Chatwoot experienced an incident on April 16 which lasted from 01:15pm to 03:24pm UTC. A spike in requests led to degraded services, causing some message events to be missed. This issue was not system-wide and impacted less than 1% of our active accounts, with fewer than 10 conversations affected in the majority of these accounts.

Our sincerest apologies for the disruption. Reliability is the top priority for us at Chatwoot. We have identified the risks and have taken steps to mitigate such events in future.

Timeline

All times are in Coordinated Universal Time (UTC)

April 16, 2024

1:15 PM: The high throughput alert (P1) for Sidekiq began, and the team started investigating the incident.
1:21PM: The queue was not draining quickly enough, so the incident was escalated to P0. Queue latency exceeded 5s.
1:40PM: The team identified the account causing the issue, initially attributing it to high website traffic.
2:00PM: More workers were added to process the queues faster, but new jobs continued to be added rapidly.
2:36 PM: The developer from the problematic account contacted us, revealing a bug in their system that caused a loop in the API calls.
3:08PM: The account causing the issue was suspended.
3:24PM: The system returned to stability.
4:15PM: Some users reported missing messages in their conversations.
5:00PM: The team discovered some jobs had gone missing during the incident.

April 17, 2024

The data lost during the event has been recovered. Our team has alerted the affected accounts describing the steps to share the lost data and the incident was resolved.

What happened

We observed an increase in message creation requests, resulting in a backlog of background jobs. Although we tried to address this by adding more workers to process the queue, the backlog kept growing.

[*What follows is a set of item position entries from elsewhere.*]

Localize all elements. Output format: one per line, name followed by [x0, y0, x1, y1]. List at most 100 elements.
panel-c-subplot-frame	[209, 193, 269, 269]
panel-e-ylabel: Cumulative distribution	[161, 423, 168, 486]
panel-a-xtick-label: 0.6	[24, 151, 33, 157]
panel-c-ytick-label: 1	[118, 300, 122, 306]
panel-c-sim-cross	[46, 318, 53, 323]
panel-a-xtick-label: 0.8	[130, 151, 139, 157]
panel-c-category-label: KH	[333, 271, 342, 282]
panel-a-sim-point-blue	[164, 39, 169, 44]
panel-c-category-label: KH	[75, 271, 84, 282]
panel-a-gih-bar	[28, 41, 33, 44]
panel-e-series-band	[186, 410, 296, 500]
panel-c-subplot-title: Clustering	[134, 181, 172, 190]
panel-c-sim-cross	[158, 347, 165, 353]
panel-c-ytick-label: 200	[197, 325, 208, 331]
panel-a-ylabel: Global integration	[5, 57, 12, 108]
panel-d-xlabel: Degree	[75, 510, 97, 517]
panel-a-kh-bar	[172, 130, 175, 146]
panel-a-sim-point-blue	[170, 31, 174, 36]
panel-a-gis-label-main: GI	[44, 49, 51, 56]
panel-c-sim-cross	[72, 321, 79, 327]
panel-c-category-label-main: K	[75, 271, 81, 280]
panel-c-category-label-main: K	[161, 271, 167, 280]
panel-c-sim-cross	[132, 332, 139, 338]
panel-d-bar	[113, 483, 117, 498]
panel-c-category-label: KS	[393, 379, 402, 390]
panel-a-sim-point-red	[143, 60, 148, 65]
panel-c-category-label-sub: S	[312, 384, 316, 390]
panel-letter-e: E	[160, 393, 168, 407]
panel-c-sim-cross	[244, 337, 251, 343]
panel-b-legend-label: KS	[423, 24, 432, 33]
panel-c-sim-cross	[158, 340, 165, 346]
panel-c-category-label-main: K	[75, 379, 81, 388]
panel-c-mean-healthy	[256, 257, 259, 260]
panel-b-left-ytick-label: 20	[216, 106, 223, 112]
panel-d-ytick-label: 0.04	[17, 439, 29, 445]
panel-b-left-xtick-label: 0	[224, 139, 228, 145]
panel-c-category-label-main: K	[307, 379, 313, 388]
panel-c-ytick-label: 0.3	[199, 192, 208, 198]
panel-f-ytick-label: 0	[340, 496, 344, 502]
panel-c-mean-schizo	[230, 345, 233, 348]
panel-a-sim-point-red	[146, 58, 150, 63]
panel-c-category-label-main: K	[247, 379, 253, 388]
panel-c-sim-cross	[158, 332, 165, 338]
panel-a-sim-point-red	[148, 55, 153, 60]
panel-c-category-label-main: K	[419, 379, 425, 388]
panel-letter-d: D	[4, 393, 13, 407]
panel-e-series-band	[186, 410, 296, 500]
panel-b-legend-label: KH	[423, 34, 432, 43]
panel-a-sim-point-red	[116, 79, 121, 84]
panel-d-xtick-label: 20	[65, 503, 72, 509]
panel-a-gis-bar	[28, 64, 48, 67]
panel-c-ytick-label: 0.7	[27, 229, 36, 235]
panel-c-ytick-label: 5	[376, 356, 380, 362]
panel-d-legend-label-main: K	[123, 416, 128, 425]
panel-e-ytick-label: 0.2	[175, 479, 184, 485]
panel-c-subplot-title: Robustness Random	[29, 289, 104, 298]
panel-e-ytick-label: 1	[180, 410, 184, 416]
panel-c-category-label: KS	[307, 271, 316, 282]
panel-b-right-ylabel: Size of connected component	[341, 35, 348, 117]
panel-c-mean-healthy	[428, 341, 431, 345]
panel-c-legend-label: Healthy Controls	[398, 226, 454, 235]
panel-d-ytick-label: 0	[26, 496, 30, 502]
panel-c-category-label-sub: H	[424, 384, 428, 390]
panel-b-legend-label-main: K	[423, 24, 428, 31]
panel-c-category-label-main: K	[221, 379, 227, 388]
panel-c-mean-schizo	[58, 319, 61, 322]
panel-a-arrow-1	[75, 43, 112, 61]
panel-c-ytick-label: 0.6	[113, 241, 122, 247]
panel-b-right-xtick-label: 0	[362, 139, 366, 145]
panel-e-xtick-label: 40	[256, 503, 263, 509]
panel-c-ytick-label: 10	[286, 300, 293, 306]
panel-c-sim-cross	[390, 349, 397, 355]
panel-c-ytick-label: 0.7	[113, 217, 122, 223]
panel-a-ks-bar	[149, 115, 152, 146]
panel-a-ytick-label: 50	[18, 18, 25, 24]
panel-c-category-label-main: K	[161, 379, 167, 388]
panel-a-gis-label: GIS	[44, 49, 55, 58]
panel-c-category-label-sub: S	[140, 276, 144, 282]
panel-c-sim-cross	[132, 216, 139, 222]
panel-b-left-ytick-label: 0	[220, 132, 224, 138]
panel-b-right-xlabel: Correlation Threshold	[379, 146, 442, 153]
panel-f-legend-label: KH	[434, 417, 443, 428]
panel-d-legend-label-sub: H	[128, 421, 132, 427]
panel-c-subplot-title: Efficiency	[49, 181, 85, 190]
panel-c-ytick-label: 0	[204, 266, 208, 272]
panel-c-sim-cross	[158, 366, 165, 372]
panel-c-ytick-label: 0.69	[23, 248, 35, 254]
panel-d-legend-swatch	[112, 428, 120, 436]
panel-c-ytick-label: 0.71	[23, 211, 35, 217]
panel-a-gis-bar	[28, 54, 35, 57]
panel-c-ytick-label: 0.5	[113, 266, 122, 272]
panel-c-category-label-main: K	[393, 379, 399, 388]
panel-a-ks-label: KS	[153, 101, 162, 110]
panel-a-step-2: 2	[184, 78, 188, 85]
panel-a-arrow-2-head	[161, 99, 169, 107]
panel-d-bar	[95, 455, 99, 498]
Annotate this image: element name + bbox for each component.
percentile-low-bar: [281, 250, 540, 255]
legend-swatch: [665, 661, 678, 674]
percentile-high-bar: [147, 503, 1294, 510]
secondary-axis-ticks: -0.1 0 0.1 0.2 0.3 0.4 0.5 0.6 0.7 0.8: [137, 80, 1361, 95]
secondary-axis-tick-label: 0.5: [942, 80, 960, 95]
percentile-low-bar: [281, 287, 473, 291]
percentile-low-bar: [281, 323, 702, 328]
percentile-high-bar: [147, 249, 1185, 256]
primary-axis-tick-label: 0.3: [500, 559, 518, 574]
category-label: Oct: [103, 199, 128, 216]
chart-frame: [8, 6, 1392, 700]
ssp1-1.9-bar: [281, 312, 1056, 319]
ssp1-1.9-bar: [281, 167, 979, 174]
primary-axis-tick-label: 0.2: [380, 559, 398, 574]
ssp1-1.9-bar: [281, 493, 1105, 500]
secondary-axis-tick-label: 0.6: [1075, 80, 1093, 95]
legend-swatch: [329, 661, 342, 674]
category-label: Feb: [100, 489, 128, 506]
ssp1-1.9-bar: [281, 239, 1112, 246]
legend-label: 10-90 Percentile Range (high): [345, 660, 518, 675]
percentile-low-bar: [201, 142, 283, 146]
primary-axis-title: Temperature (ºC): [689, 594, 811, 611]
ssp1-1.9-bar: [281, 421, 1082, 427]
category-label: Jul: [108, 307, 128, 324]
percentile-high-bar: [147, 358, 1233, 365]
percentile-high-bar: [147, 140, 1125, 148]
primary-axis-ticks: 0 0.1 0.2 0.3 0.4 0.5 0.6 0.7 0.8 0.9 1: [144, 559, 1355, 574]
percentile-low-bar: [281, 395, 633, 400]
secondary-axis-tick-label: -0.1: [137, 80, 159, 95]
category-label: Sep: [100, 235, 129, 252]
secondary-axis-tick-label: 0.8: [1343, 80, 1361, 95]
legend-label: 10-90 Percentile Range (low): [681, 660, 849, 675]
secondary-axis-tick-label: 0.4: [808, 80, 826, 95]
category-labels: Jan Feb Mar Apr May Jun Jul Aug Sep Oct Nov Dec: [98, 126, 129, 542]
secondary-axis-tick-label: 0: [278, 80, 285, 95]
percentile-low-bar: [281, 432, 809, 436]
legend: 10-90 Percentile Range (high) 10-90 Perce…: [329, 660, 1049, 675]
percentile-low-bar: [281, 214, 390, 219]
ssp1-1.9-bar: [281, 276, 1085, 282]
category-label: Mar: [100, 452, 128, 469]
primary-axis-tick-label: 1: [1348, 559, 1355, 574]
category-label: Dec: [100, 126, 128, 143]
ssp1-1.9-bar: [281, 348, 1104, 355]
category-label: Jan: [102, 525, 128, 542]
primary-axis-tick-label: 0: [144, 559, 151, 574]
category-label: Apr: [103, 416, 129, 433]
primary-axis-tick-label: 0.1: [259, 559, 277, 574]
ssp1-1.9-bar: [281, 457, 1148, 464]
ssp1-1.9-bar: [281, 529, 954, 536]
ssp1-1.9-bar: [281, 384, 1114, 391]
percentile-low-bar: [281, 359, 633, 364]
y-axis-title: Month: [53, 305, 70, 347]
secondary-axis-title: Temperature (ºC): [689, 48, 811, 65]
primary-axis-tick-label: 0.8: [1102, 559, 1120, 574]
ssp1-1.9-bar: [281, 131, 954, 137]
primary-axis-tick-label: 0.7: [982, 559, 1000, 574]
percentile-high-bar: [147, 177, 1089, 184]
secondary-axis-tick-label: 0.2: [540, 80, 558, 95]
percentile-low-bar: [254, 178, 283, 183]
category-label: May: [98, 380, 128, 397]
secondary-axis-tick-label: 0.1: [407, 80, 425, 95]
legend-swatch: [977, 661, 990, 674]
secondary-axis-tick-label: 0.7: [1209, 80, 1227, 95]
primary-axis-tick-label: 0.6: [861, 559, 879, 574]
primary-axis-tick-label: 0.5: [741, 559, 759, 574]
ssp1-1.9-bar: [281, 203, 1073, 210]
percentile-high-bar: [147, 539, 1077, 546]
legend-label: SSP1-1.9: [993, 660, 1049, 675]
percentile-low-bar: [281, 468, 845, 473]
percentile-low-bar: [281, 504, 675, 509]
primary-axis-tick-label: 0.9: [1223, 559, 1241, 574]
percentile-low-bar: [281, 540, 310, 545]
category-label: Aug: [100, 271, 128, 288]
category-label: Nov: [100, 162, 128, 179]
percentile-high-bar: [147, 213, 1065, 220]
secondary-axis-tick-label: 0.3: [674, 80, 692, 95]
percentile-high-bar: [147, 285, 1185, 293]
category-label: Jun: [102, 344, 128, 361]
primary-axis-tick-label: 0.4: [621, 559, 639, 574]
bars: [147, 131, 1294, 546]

We found that most of the background jobs were generated by a single account. We initially speculated that high website traffic and volume of conversations were to blame. However, we later identified a bug in the customer's system triggering the surge in message creation.

This backlog resulted in a delay in message delivery, with latencies exceeding 5 seconds. However, after blocking the requests from the account, we were able to restore system back to a stable state.

During our investigation into the incident, we discovered that some received messages were not created in Chatwoot. We have also received similar reports from customers. After examining the logs, we found a significant number of missing jobs. This was an unexpected behavior and the first time we saw such an issue.

We queued the background jobs using Sidekiq, which utilizes Redis. In our Redis DB configuration, we set the eviction policy as allkeys-lru. A surge in events resulted in a memory overflow, causing Redis to evict keys based on this policy. Due to this, we lost a lot of jobs which were yet to be executed.

We were able to recover all of the missing message from our logs. Our initial plan was to restore as many messages as possible to their original conversations. However, we discovered that new messages have already been added to most conversations. As a result, importing the missing messages could lead to confusion for those managing the conversation.

We notified the customers impacted by the incident and offered them with an option to get an excel export of the messages that were missed during the incident.

Next steps:

The incident allowed us to identify the shortcomings in our systems. As a result, we will be updating our systems as follows.

Rate limiting for authenticated accounts: We already had a rate limited for unauthenticated users, however we will be adding better rate-limiting constraints for authenticated users as well. This will include a limit on the number of messages a user can create within a specific time frame.
Moving the database backed background jobs: We will be working towards a more persistent job queues for data-sensitive operations.